Xavier's friend Marco is half-Italian half-Belgian. He bought a little house in the small town where his mother was born and where much of his family still is (but he is not - Marco works in London). On our trip to Italy, we went to this town: Guardialfiera. It is on the opposite coast from Naples. We spent our first couple of days in Italy with Marco and his family there in that charming Italian, stone village (of about 1500 people).

Marco and his mother


During our stay, Marco kept telling us not to do certain things, like squeal the car's tires (
Xavier) or wave and smile at people
(me) because we were embarrassing him. He, apparently, knows everyone in the village and he is sort of like the king of the hill, because he bought a house at the very top of the village, directly next to the church and its crazy, loud bells. The bells are another story. Apparently in Italy, there was a decree from the Vatican stipulating how much the bells should be rung every day. A sensible decree, something like to mark the hour, the half-hour and maybe the quarter hours. However, the bells were psychotic and they rang for one hour. Even for Easter Sunday this seemed extreme and there was visible tension in the air between the town's people and that bell tower.

Enzo
Easter indeed. We were lucky enough (I use that word, 'lucky', somewhat loosely) to be there for the holiday. Enzo, a great, charming, warm and handsome gent (Marco's mother's beau) made us an Easter feast. It was a feast many many many people the world over would thoroughly enjoy. But not me. It included four different parts of a lamb. Frightening parts. Other parts. (You see, it is impossible to be a vegetarian in France or in Europe for that matter, I have resigned myself to the fact that I will just have to relinquish that part of my dreams for the time-being. Xavier claims he had never even met a real-live vegetarian before meeting me. It is that extreme). Vegetarian or not, this was another level of meat eating. Maybe even brains. I tried my best to smile and not to choke or throw up. Easter celebration.

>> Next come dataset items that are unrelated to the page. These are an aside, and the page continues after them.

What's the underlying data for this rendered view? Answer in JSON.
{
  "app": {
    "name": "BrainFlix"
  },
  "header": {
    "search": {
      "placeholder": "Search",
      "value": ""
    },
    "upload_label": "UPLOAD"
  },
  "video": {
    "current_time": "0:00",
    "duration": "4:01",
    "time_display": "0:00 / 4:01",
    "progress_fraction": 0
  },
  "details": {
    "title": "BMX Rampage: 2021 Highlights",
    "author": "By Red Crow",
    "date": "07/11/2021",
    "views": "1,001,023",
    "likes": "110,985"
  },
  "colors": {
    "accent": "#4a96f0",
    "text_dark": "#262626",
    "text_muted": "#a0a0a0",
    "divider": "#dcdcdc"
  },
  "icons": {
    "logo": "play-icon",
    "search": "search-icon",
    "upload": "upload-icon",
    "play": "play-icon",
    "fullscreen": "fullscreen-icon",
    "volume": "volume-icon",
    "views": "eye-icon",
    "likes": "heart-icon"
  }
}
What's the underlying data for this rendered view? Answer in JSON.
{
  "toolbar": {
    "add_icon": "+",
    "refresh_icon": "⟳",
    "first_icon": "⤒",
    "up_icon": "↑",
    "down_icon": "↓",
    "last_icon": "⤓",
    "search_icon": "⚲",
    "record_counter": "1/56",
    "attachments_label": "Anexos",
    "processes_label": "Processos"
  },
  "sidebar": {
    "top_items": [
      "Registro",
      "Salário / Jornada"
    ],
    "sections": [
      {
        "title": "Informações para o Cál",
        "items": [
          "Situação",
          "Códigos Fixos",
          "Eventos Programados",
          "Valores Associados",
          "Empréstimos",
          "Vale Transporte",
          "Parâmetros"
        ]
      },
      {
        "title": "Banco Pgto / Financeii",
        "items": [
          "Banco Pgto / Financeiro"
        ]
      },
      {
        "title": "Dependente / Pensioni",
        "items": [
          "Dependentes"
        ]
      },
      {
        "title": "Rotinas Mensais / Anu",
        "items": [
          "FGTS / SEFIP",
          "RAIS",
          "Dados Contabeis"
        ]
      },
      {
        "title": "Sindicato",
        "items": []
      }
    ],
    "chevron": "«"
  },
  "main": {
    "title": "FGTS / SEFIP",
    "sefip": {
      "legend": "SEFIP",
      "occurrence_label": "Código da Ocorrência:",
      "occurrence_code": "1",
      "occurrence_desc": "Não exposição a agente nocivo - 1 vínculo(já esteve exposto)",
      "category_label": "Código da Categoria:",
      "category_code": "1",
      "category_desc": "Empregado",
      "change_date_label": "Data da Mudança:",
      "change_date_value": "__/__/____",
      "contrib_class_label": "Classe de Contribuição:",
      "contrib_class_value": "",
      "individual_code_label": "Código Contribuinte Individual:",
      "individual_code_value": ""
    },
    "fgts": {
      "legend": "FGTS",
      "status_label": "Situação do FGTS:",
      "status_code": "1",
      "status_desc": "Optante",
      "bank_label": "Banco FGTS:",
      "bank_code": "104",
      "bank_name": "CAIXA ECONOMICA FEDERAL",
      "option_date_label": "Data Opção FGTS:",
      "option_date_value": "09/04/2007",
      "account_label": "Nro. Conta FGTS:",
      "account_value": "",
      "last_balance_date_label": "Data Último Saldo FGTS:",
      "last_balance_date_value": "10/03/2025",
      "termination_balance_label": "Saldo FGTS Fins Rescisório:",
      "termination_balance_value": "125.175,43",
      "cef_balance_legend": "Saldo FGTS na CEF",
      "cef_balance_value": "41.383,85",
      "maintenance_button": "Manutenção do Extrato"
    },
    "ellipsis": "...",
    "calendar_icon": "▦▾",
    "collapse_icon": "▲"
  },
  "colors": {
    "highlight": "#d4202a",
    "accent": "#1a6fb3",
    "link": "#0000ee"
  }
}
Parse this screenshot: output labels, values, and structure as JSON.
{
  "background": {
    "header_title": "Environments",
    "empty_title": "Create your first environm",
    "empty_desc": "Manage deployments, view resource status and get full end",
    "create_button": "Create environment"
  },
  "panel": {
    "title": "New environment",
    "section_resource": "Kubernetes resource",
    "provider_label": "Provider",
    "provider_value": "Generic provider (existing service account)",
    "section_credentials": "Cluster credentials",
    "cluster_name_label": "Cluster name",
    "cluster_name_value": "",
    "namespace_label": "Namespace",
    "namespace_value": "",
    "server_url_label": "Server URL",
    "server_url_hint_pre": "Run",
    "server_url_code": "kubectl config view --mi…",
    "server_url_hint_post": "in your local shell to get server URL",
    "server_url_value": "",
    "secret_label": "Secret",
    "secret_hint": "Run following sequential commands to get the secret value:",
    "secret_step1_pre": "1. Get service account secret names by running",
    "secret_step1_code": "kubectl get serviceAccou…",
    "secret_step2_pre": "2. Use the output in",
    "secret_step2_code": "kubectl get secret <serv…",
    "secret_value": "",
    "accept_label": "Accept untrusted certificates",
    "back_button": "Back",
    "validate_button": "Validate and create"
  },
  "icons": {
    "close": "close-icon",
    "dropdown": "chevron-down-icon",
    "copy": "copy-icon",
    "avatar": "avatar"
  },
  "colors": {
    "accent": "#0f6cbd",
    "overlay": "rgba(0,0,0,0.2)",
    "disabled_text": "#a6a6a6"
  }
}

But then there was great chocolate and to give Enzo credit, he made spectacular homemade pasta for us (also including parts of the lamb), but that pasta knocked my pink socks off. (I have to wonder if Enzo didn't slaughter the lambs himself).

And then we had the pleasure of watching some Italian TV. I couldn't believe my eyes. Berlusconi is a thug. Obviously. Everyone knows and accepts that. I didn't realize what a passion he had for women's (to be defined very precisely) legs and other body parts. Channel 5 (Berlusconi TV) seemed to be dedicated purely to displaying the greatest showpieces of Italy in their most seductive getups. Now, to be fair, beauty is wonderful. We all like it to a certain degree. But this was something unknown to me. Like a perpetual Miss America pageant enjoyed by the entire country, not just the country's obtuse truck-drivers or gay men. Nobody thought that it was a problem that these women had nothing to say (and they certainly weren't given the chance). I had to flee upstairs to take deep breaths to avoid berating my lovely hosts. (To read further about Berlusconi's impeccable taste, here is a link to the article,
"Models for Parliament!". And if you are interested in another of Berlusconi's most offensive political gaffes,
read this).

(This is a very conservative version of Channel 5. Astonishingly, these gals are wearing an inordinate amount of clothing and one of them is even holding a microphone, which indicates the rare possibility of a speech-act).